Vingt ans après la première apparition de Miranda Priestly dans nos vies, Le Diable s’habille en Prada 2 est en train de réécrire l’histoire du box-office. Le film fait le plein partout dans le monde, les millénials ont répondu présent en masse, et son réalisateur laisse désormais entendre qu’un troisième volet n’est pas exclu. Autant dire qu’Hollywood retient son souffle.
Le Diable s’habille en Prada 2 : des chiffres qui donnent le vertige
Dès son premier week-end d’exploitation, le film a engrangé 77 millions de dollars rien qu’aux États-Unis, et 234 millions de dollars à l’échelle mondiale. Pour mettre ces résultats en perspective : c’est le troisième meilleur démarrage domestique de l’année 2026, le plus grand opening de toute la carrière de Meryl Streep, et le chiffre d’ouverture le plus élevé pour une comédie traditionnelle depuis Pitch Perfect 2 en 2015. Le film a même ouvert plus haut que le dernier Thunderbolts de Marvel. Et à l’heure où ces lignes sont écrites, après deux semaines d’exploitation, le compteur mondial dépasse déjà les 233 millions de dollars, en passe de surpasser l’intégralité du parcours en salles du premier film, qui avait totalisé 326 millions de dollars sur toute sa carrière.

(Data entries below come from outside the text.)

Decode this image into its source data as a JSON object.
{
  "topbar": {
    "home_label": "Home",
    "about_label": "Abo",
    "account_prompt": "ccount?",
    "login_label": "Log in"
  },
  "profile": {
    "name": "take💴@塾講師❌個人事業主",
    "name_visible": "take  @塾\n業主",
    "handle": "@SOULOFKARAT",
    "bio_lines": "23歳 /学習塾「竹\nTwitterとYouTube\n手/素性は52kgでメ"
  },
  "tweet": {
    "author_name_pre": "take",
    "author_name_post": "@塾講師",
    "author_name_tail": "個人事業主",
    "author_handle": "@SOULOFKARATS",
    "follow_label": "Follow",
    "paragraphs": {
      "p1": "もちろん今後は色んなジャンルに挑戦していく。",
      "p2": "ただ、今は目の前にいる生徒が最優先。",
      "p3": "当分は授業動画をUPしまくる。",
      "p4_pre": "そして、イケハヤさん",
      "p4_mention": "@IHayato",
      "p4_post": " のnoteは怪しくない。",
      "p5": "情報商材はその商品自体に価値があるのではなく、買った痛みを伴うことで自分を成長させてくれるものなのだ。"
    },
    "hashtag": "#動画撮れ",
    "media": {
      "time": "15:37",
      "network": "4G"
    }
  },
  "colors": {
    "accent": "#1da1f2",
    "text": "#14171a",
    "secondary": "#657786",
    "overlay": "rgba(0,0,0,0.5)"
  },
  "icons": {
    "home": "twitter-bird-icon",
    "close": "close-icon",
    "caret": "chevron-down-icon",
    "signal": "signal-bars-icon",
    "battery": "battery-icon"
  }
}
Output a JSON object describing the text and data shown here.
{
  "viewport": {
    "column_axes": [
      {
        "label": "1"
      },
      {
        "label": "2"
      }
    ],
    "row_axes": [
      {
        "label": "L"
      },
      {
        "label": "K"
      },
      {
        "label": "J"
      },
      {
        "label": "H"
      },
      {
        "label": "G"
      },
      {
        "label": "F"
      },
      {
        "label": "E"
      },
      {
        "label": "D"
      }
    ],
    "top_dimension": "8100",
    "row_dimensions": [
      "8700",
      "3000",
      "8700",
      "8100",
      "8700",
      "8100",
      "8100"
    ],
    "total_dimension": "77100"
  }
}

Ce succès ne doit pourtant rien au hasard. Contrairement à de nombreuses suites qui se contentent de capitaliser sur un nom connu, le film a réuni l’essentiel de l’équipe créatrice originale : le réalisateur David Frankel, la scénariste Aline Brosh McKenna, le producteur Wendy Finerman, ainsi que le chef opérateur, le décorateur et la costumière. Meryl Streep, Anne Hathaway, Emily Blunt et Stanley Tucci sont tous de retour, auxquels se sont joints Lucy Liu, Justin Theroux, B.J. Novak ou encore Simone Ashley pour incarner une nouvelle génération.
Le Diable s’habille en Prada 2 : ce que le film raconte vraiment
L’intrigue prend un virage inattendu par rapport au premier volet. Andy Sachs vient de se faire licencier en tant que journaliste. Ses amis stagnent dans leurs carrières. Miranda Priestly elle-même voyage désormais en classe économique. Le magazine Runway survit grâce à la fortune d’une investisseuse indépendante, et Emily se prépare à une reconversion chez Coach. Le film s’attaque frontalement au désenchantement d’une génération entière, celle qui avait grandi avec les promesses d’ascension sociale du premier opus et qui les voit aujourd’hui s’effriter.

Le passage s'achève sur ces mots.